The world was well thought out and the premise was interesting. Some of the real-world references felt tacky, but that's what corporate-sponsorship of all public works would look like in a pulp world. I was constantly surprised by hints of depth and consistency in the implications of circumstances mentioned earlier in the story. The characters had motivations for their actions and actions for their motivations. Their personalities complemented the roles they had formed for themselves in the speculative world and I felt that they all used their particular advantages towards their own interests and perspectives. I would be interested in learning more about how you go about writing something so wholistically. Literally, I want to know the actual method of approaching this story and the design of the characters.

Also, it was smart to give all the suspects reasons and means to commit the crime since it is a pulp murder-mystery; but we all know who really did it.

Lucy

 

Dang, that's really high praise, thank you so much!

 

In regards to the writing process, it mostly came out of thinking of 'cyberpunk cop-killer' as a theme and setting and going from there. I recently started working at the marketing department of a very corporate job, so that influenced how I shaped the world. I basically thought "What if all this talk of target audiences and reach was taken to its logical extreme?". And then I extrapolated from there. Also, because this is the episode that revealed Danielles accent, I wanted to set it in New England. And thus, Neo New England was born.

 

Basically, my writing process goes like this:

 

1: World/Setting

2: Theme

3: Characters

4: Plot

 

So when I had my corporate dystopia in place, I started thinking about how to frame a story in it. Cyberpunk is traditionally very noir, and since the title is "cop-killer", a detective mystery starring a former cop just fit, and a police station setting would give me. Somewhere around here, the thought hit me that a murderer screaming

"my brand!"

is my kind of silly, so the ending with that is actually the original ending. 

 

Spoilery bit about the characters: 

Now I had two indistinct characters:

-a protagonist, former cop, private detective.

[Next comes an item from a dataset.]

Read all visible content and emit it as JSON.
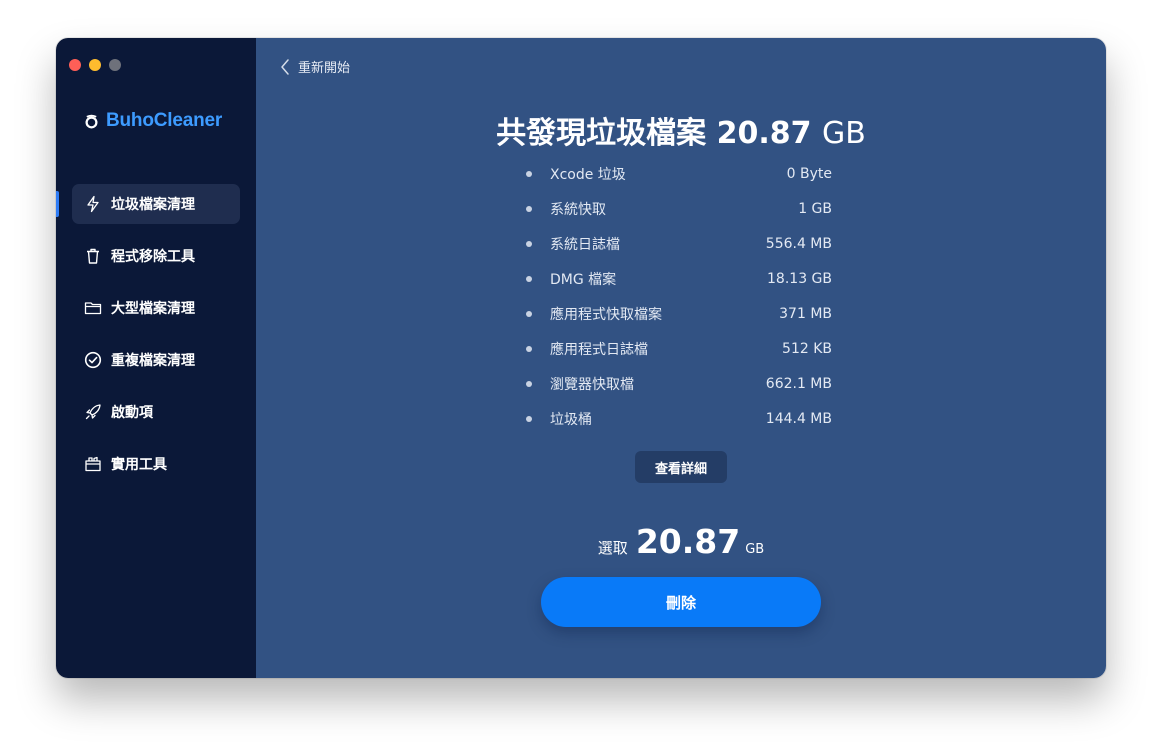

-murderer that loves his brand, so probably the boss of the police station.

 

Now I need a reason for a detective to investigate cop murders. Former buddy cop makes perfect sense. 

 

For these three, I just drag them through the pile of noir cliches. Disgruntled detective that questions authority. Old grumpy cop. Stiff lieutenant that only cares about the rules. Kira was actually a man for a while until I saw a discussion about female protagonists on Twitter and thought "Of course, why not?".

 

Next was the victims. Those were an excersize in trying to explore cyberpunk themes, particularly transhumanism. At this point, I figure I need either another killer, or a red herring, so making them all some sort of cyborg and Gamboni a techist, gives him a motive.

 

I feel like I need another ending, so a love triangle with Kelly and Quest makes sense. I had originally planned to write another cop, but when I started writing the into and Gamboni stormed in, having a secretary there felt natural. Lucy was just gonna be a helper/witness, but the more I established her and her weird speech pattern, the more I found her to be a fascinating character in herself, so I gave the love triangle to her.

 

There's a reason I put plot last in my order. It's the least interesting to me. I consume a lot of genre fiction, and what I like is seeing interesting worlds, interesting themes, and most importantly, interesting characters interacting. 

 

Now that I've arrived at a set of characters, and I have a start and an end state, I kinda just unleash them on each other, and let the dialog flow by itself. That's how Lucy became a major character: The more Kira talked to her, the more the sadness of her existence came into the light, without me having considered it in advance. Though looking back, I think this happened because I shaped the oppresive, techonology-driven world first.

 

The same thing happened with Gamboni and Stafford, they both surprised me once they actually started speaking.

 

 

 

 

Re: Problem Machine

 

Thanks!

Yeah, I had trees laid out for separate case files, and for looking through the evidence collected, but I had to cut both due to time. That's why I ended up focusing on the access change of Quest, and Stafford refusing to file for it. It's easy evidence to find, which means it's also easy to dangle it over the head of the accused, leading to a fast confession without much actual evidence.

 

I'm still thinking about going back and adding more investigation meat, like evidence and case files.

 

I also wanted to try to add an actual mechanic in Twine. You already have a time limit, so if I could add a screen counter and say that every screen lasts 1 minute. That way I could add way more files and info, but not everything relevant, and not have enough minutes to go through everything.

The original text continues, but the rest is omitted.